Верно, Тауба выросла еще больше, -- думал я. -- И, верно, в ней уже мало осталось от той неуклюжести подростка, которая спутывала ее движения и как бы удлиняла ей руки и ноги? Улыбнется ли она мне своими страдальчески изогнутыми губами, как бывало?

Городовой узнал меня и даже сделал под козырек. Он казался еще краснее и толще, и его жесткие грязновато желтые усы, задранные кверху, придавали ему еще больше самодовольства.

-- Магазин свой открываем! -- с шутливой развязностью заявил мне он. -- Будьте покупателем. Милости просим, копеек за восемь.

-- Та-а-к... А я думал -- прежние хозяева.

-- Эка, хватились! Их и в помине нет... Освободилась лавочка, вот я и открыл ее... To есть не я, а жена: нам по службе не полагается. Нам-то оно с руки: мой участок и все такое... Признаться, я и раньше подумывал об этом, да жиды перебивали.

-- А они теперь в городе?

-- Н-да... В городе... Все в этом городе будем, -- философски заметил он и расхохотался, широко открывая рот и выпячивая хитрые водянистые глаза.

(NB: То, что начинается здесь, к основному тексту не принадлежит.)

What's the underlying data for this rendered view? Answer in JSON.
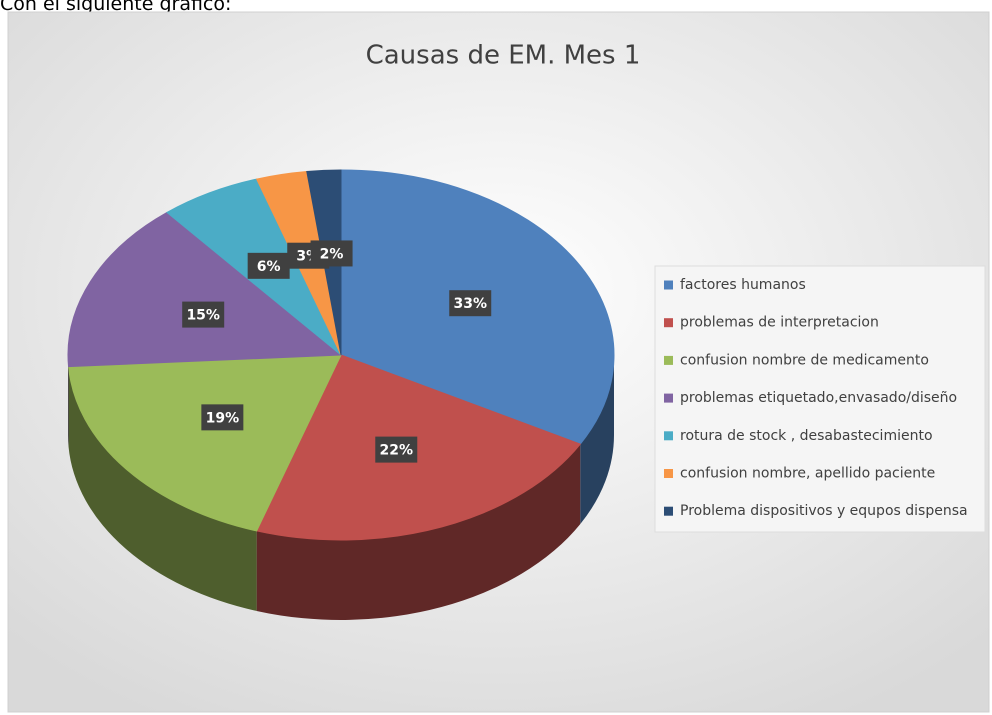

Я еще не успел опомниться от этого сообщения, не успел ухватить его, как он продолжал добродушно сообщать мне:

-- Прикончили их. Как, значит, везде был погром, и у нас тоже; тогда их и прикончили. Как есть всех троих и с георгиевским кавалером вместе. Еще ребята потешились над девчонкой, да и над самой жидовкой тоже: весь живот ей пухом набили. Озорной народ. Говорил тем, чтобы уезжали раньше... Уж зима на дворе, печи не было, а они все тут коряжились... Фатеры нет, фатеры нет!.. -- передразнил он с грубым еврейским акцентом... -- Вот и нашли фатеру! Ха-ха-ха!

Я чувствовал, как мертвый холод от этих слов проникает меня, и колючие иглы ужаса вонзаются в сердце. Все невыразимое зверство происшедшего вставало предо мною в кровавом тумане, и около жалких стен этой лавчонки еще пахло теплыми испарениями невинно пролитой крови.